Ever thought about bringing your mom or dad to an interview with you? Well, it’s a bad look—at least according to Shark Tank investor Kevin O’Leary.
“First question I’d have to the son or daughter, I’d say: ‘Do you want me to hire your mother or you? What’s she doing here? Because I’m not bringing her into the business,’” O’Leary told Fox Business in an interview published Feb. 28.
As shocking as it may be to hear that the young workforce is bringing their parents along for the recruitment process, it’s a very real phenomenon. O’Leary said it happened to him when he was interviewing a Gen Z candidate.
“I just said: ‘This isn’t going to work, guys, your mom is not going to be part of this discussion, so we’re going to have to shut her down, or you’re not going to be considered for this role,’” O’Leary recalled.
Plus, the proof is in the pudding: a 2025 study by Resume Templates showed a staggering 77% of surveyed Gen Z job seekers have brought a parent to a job interview. They have even gotten them to negotiate pay raises and complete hiring tests on their behalf.
O’Leary argues this is a “horrific signal” in Gen Z hiring trends. He said it shows younger professionals can’t think or make decisions on their own.
“If your dad or your mom, that resume goes right into the garbage,” O’Leary added.
Why parents are crashing their Gen Z kids’ job interviews
A mix of economic anxiety, intensive parenting, and shifting norms around independence is pushing some Gen Z workers to involve parents in interviews and the broader job process.
Because entry-level roles are so scarce and competitive in today’s job market, early-career interviews can feel very make-it or break-it. Another 2025 report shows nearly 60% of students who graduated within the last year are still looking for their first full-time role, according to Kickresume.
So for Gen Z, having a parent involved in their job hunt feels like hedging against mistakes. But experts have echoed O’Leary’s sentiments, saying that buffer of having a parent there really isn’t as beneficial as Gen Zers may like to think.

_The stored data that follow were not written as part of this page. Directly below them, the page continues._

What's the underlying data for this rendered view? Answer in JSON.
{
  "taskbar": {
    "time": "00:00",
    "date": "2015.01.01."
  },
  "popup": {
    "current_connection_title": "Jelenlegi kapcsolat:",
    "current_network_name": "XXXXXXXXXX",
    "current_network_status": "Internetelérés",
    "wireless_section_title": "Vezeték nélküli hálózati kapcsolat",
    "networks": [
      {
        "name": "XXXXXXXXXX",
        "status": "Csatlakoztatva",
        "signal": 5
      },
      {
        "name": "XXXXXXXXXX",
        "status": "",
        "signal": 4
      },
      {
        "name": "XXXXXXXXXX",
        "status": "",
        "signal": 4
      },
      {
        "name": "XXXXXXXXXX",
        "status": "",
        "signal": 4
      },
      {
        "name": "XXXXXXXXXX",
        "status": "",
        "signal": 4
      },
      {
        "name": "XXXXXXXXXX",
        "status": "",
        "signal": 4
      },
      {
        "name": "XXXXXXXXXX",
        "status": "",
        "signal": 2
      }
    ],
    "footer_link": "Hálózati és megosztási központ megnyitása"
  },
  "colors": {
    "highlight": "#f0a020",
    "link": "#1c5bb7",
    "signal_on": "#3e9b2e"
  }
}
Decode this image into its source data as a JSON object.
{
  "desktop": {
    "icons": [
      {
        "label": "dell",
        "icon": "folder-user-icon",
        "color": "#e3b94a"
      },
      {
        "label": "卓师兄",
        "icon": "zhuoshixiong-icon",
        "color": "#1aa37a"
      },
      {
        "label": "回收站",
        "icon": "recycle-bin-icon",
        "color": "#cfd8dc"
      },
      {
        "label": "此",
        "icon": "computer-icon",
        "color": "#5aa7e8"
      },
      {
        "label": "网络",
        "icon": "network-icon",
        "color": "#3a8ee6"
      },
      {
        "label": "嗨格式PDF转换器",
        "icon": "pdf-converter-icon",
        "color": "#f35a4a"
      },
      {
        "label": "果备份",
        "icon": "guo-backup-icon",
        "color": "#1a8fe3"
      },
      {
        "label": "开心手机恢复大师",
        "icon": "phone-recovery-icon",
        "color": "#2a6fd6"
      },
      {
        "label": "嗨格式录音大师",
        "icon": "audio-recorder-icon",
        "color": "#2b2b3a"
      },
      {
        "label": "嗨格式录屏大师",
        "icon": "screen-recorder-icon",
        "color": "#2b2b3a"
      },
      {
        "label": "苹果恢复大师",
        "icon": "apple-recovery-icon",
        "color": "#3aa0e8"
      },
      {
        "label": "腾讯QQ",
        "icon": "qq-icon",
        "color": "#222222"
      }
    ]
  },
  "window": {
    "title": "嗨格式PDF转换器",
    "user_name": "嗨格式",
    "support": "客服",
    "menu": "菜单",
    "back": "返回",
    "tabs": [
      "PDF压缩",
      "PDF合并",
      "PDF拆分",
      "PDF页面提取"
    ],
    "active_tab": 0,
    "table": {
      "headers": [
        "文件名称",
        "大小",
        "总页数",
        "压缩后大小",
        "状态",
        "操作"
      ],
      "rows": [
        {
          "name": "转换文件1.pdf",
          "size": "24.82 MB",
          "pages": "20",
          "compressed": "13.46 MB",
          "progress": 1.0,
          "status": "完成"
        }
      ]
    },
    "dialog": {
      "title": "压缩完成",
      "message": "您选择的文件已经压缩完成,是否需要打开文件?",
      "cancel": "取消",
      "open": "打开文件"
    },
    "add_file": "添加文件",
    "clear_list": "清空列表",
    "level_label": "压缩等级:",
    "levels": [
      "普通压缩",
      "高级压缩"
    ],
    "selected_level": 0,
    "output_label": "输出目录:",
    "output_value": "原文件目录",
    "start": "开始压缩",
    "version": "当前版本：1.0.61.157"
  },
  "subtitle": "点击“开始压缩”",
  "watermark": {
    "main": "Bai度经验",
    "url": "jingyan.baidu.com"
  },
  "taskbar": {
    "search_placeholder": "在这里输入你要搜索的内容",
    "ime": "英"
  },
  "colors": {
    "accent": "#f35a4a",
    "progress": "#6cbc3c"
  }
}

“If you’re the parent who’s inserting yourself, you’re going to diminish the confidence that your son or daughter has walking into interviews, thinking that they can’t do it themselves,” Brandi Britton, an executive director at Robert Half, previously told Fortune.
And for some Gen Zers, parental involvement expands far beyond sitting in on interviews. Some parents are “career co-piloting,” meaning Gen X and baby boomer parents are deeply involved in their kids’ education and careers—so much so they’re editing resumes, scheduling work calls, joining interviews, and negotiating job offers.
“From first applications to negotiating offers, parents are firmly in the driver’s seat for many Gen-Z workers,” according to a survey from resume, cover letter, and job search platform Zety.
O’Leary also advised other business leaders to just cut interviews short if they see a parent in the room.
“Just say: ‘Sorry. That’s not going to work for us,’” he said. “It means you can’t do this on your own. I think it’s a horrific signal—and I really think that parents that are overbearing like this think that they’re going to add value.”
“This is just a curse on their children,” he added. “It’s a really, really bad idea.”